INSIGHT

インサイト

シリコンバレー最悪のスキャンダル”セラノス事件”とその教訓

2021.4.27

RSS

著者: ANOBAKA たかはしゆうじ( @jyouj__ )



シリコンバレーの歴史は称賛とスキャンダルで形作られてきました。


巨大なSNS帝国を築き上げたFacebookのデータ流出問題。Googleの素晴らしきテクノロジーの影につきまとう軍事利用への疑惑。Uberの画期的な交通プラットフォームと創業者の素行不良。スティーブ・ジョブズもイーロン・マスクもピーター・ティールも、スタートアップの英雄たちは畏怖と尊敬だけでなく、世間からの疑念を常に集めていました

移民も女性も黒人も社会的マイノリティーであろうと、誰もが全てを手に入れることのできるアメリカンドリームの世界は寛容です。富、名声、世界を変えられる権利……。だが、同時にその実現のため、倫理観の欠如が見られる行動も現れます。

ジョブス以来、カリスマ性と虚勢によって不可能なことを実現する「現実歪曲空間」がシリコンバレーでは美化されてきました。実際にそのような魅力と中毒性を持った人物は稀にしか存在しないにもかかわらず。


そんなシリコンバレーで起きた代表的なスキャンダルが2015年の「セラノス事件」です。セラノスの失墜がシリコンバレー、ひいてはテック系スタートアップにもたらした教訓は大きいものでした。


#1. セラノス事件 – 虚構の三日天下

セラノス事件の詳しい内幕はBAD BLOOD シリコンバレー最大の捏造スキャンダル 全真相に描かれているので、ここでは事件の概要について簡潔にまとめます。

画期的だったバイオベンチャー

セラノスの没落を描いたドキュメンタリーは、誰かの不幸をむさぼる“快感”に満ちていた:映画レヴュー | WIRED.jp
エリザベス・ホームズ(WIRED より)

エリザベス・ホームズがセラノスを立ち上げたのは2003年のことでした。当時、彼女は19歳でスタンフォード大学を中退したばかりでした。

セラノスは血液一滴であらゆる病気を発見できる血液検査スタートアップです。200以上の病気がわかるとされていました。セラノスはa world in which no one would have to say goodbye to a loved one too soon.(誰も愛する人に早過ぎる別れを言わなくていい世界)“というホームズのビジョンのもと拡大していきました。

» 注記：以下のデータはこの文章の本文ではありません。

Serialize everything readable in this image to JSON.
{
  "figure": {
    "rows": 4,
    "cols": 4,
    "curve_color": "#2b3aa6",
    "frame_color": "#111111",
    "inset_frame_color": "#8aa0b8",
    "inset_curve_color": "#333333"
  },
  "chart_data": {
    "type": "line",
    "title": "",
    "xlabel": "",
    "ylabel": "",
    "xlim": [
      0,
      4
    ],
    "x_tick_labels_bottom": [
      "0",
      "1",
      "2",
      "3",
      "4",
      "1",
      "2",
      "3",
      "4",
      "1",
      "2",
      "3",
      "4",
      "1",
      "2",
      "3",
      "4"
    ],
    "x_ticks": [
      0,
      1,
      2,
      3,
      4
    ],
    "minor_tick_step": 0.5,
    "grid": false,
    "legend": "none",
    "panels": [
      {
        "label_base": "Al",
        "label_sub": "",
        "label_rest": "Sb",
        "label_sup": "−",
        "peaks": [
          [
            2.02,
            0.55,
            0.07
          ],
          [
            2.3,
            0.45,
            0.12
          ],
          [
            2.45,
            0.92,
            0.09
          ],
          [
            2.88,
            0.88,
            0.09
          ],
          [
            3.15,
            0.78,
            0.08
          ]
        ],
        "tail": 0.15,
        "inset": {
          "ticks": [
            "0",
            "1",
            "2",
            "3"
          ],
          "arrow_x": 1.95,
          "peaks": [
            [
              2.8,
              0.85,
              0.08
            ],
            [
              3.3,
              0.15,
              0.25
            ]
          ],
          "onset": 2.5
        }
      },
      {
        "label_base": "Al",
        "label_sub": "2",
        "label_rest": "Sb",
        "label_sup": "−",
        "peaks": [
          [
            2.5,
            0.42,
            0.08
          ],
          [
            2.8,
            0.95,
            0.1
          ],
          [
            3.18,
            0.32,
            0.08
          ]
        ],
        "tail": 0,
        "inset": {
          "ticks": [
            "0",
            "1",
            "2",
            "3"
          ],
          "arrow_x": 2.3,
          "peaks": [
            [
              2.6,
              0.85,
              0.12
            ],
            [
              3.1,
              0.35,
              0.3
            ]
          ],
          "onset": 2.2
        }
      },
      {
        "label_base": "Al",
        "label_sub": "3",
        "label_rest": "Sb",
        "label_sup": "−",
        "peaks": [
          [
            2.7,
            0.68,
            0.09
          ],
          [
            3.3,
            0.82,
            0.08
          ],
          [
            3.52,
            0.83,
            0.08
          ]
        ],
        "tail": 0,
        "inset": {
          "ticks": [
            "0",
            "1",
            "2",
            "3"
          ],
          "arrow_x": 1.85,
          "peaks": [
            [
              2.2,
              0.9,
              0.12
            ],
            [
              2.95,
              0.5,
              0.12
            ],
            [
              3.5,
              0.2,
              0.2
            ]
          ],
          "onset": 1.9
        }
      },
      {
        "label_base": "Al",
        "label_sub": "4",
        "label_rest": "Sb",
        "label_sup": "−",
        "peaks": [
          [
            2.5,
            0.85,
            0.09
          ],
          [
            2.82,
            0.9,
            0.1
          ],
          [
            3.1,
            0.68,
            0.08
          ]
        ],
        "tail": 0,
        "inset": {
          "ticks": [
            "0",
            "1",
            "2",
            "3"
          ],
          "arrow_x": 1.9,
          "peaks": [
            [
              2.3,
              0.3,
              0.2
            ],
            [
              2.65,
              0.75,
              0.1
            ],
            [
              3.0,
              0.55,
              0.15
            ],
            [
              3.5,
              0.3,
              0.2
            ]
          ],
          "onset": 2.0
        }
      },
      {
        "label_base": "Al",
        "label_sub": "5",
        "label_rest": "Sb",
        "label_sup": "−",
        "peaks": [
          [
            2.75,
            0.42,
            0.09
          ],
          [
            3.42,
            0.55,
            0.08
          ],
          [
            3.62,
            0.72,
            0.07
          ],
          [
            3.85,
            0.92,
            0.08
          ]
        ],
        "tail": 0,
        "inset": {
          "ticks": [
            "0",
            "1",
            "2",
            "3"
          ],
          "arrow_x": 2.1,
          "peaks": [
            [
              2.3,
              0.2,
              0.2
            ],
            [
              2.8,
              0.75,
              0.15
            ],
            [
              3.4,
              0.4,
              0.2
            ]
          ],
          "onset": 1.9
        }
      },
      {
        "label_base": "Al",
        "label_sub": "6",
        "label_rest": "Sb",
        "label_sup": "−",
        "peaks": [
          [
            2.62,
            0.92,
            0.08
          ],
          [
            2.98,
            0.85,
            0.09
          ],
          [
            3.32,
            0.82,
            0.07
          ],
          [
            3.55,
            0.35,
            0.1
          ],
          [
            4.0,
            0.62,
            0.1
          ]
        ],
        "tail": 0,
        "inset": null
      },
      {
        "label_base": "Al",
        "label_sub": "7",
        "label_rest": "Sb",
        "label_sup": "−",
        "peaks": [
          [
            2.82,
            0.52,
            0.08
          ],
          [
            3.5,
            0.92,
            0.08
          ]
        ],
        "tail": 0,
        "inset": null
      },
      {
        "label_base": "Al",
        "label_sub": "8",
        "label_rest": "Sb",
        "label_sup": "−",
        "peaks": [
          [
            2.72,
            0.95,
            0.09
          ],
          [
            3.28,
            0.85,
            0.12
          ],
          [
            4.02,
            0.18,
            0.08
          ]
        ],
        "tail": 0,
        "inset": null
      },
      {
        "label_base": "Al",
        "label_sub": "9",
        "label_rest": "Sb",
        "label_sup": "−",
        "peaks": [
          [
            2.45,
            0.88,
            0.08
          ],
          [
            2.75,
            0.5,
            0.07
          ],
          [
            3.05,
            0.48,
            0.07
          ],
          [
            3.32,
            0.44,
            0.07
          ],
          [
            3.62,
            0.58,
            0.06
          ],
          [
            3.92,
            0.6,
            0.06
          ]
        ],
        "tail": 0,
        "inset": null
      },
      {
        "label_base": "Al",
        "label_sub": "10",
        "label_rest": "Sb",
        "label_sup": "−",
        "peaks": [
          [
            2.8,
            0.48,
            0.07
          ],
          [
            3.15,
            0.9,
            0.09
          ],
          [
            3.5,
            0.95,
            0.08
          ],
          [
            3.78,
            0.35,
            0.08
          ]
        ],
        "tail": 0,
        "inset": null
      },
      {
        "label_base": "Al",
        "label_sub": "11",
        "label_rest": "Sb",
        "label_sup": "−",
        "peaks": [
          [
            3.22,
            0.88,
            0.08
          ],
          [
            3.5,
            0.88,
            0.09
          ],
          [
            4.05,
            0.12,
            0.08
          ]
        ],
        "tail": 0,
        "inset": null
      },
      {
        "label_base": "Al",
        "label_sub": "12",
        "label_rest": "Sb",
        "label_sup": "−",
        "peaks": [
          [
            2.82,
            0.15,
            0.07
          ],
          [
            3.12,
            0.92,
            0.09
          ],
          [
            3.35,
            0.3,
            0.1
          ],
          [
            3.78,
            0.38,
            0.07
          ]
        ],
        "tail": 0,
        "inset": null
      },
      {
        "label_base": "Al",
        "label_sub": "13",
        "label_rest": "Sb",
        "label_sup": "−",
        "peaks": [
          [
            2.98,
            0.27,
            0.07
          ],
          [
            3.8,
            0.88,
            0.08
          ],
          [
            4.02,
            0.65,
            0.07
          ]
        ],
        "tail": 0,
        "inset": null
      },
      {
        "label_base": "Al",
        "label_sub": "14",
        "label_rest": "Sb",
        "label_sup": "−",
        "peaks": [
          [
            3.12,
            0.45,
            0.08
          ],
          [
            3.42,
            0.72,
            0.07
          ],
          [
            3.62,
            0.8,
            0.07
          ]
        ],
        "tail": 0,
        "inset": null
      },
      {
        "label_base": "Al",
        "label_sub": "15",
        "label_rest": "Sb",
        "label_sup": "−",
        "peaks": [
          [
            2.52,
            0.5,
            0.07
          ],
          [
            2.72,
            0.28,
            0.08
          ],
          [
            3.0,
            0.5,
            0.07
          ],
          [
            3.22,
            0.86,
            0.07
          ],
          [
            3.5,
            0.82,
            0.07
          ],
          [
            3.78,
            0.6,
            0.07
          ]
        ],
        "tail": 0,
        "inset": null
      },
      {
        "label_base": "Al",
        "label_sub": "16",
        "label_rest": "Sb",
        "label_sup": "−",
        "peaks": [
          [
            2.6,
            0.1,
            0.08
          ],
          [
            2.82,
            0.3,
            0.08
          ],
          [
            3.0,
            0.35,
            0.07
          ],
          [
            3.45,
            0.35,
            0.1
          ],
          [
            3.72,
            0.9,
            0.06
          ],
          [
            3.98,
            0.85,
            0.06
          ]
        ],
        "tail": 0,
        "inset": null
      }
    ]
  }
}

セラノスの取締役には、ニクソン政権期の国務長官ヘンリー・キッシンジャー、レーガン政権期の国務長官ジョージ・シュルツ、クリントン政権期の国防長官ウィリアム・ペリーなど、アメリカ政界の大物たちが揃っていました。みな、ホームズのカリスマ性に心酔していました。


セラノスの開発した検査器はホームズのドラスティックなプレゼンによって、大企業や投資家を引き寄せました。指先の少量の血を採取して、分析器を用いると、200以上の病気の検査結果がすぐに判明する技術を開発したと宣言していました。

このふれこみで、アメリカのドラッグストアチェーン大手の「ウォルグリーン」から資金を得たセラノスはウォルグリーンの店舗で検査事業を開始しました。最盛期には企業価値1兆円を超す評価をされていました。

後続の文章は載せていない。